Dopo il pareggio di Castellammare di Stabia era giusto ripartire da alcune note positive, ed una di queste è stata certamente la catena di sinistra composta da Scaglia e Vassallo. I due oggetti misteriosi di qualche settimana fa, anche contro la Reggina hanno dimostrato di poter avere una collocazione ed una valenza importante all’interno dell’organico rossazzurro grazie alla loro attenzione nelle due fasi e alla costante abnegazione. Migliori in campo e giocatori su cui puntare in ottica futura.

L’ex Parma ha forse finalmente trovato la sua collocazione in mezzo al campo, in quella versione da terzino che già in altre circostanze era stata proposta, ma senza mai convincere forse per primo il giocatore. Sabato sera, invece, Scaglia ha messo in evidenza una buona corsa, intraprendenza e anche pericolosità offensiva, concludendo perfettamente al volo su calcio d’angolo battuto da Lodi.

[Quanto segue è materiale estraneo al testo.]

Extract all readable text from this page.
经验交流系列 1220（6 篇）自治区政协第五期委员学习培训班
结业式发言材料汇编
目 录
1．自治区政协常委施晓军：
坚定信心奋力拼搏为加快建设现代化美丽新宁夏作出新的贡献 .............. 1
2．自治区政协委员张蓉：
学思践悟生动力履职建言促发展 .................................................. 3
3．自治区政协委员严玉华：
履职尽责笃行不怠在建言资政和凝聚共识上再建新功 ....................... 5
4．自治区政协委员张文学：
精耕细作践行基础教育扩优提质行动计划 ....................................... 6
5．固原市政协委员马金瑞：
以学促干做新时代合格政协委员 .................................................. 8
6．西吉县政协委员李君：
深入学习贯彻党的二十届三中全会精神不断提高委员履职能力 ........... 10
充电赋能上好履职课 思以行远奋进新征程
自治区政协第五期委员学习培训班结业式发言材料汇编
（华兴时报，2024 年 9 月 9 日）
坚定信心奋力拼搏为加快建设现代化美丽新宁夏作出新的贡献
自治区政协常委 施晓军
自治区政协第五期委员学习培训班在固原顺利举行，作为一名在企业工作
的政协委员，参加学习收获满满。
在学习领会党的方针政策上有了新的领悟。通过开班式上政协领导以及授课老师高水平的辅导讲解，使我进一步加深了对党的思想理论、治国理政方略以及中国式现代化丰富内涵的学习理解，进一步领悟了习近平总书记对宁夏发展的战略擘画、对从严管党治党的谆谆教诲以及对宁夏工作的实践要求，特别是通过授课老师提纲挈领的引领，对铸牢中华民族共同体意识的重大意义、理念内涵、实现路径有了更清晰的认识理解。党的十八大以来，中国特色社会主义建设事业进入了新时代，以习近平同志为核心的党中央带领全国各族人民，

La caratteristica più evidente, però, è stata la sua capacità di contenere l’esplosività del diretto avversario (con la Juve Stabia Di Roberto, sabato Tulissi) tenendo bene dal punto di vista del passo in accelerazione, ma anche nel breve.

Se Scaglia si è reso protagonista di un’ottima partita, merito è anche di Vassallo che è stato bravo ad abbinare le due fasi dimostrando di essere una spina nel fianco costante per la difesa amaranto. Nel primo tempo, infatti, è stato il più propositivo del pacchetto avanzato cercando spesso l’uno contro uno e le triangolazioni con i compagni (soprattutto Lodi). Certo ancora deve crescere ed essere più ficcante negli ultimi venti metri, ma rispetto al suo dirimpettaio, Maks Barisic, ha dimostrato per adesso di essere più utile alla causa.

Una catena che funziona dunque, e che per questo motivo potrebbe essere riconfermata anche nelle prossime uscite, magari non a Matera visto l’impegno ravvicinato, ma certamente in futuro. Affinare il feeling e migliorare i movimenti per sfruttare le sovrapposizioni, ma la voglia di crescere seguendo le direttive del tecnico è evidente. La fiducia e gli applausi sono la congrua conseguenza.